BBC World Service Story on ocean acidification fails to bring scenarios and climate change together so we can explore the potential upside, or survival approaches, to alternative futures that are currently perceived as being universally negative.
Scenarios and Climate Change
I was listening to BBC World Service via my local NPR station (KUOW). They were running an interesting story on The science behind ocean acidification. It struck me as they were discussing the economics of an ocean populated by jellyfish and grasses, that the pundits aren’t applying scenario planning to the environmental change equation. They stated that there would be negative economic impacts on the change from an ocean of exoskeletons to one of goo.

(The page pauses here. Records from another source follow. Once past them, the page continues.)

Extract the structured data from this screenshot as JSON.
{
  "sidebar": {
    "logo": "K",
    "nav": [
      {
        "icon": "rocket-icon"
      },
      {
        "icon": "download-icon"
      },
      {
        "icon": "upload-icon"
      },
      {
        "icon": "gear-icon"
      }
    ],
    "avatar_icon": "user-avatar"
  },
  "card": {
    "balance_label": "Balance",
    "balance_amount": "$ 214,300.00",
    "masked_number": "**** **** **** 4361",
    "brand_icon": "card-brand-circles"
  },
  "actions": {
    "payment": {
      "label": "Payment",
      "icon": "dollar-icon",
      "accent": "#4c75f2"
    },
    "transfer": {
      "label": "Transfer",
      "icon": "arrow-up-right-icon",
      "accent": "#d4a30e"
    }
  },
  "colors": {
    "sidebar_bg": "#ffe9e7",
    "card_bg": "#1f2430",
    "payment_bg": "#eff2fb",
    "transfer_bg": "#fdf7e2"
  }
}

What the academics didn’t discuss were any economic upsides to the change. If we continuously look a the negative impacts of climate change and ignore the possibilities in what we see are the negative future, we will miss taking actions to leverage emerging futures should we prove unable to combat them. If we wait, it will eventually become too late to discover contingencies, and invest in those that would make the best of a bad situation. The world governments, and its citizens, are already on a path that will likely lead to several long-term global environmental impacts, from acidification to climate chaos, from mass extinctions to water shortages. The way forward should use foresight to paint the possibilities. We need to develop scenarios for climate change. At least then, if we are unable to pull the world back from the brink and create the future we want, will have at least mentally practiced for whatever future does arrive.
Note: I’m sure some groups have developed climate change scenarios. That most stories only articulate a single, negative perspective of the changed future suggests that more needs to be done to incorporate scenario thinking into the arsenal of those focused on representing climate change findings. Scenarios and climate change should always be companions.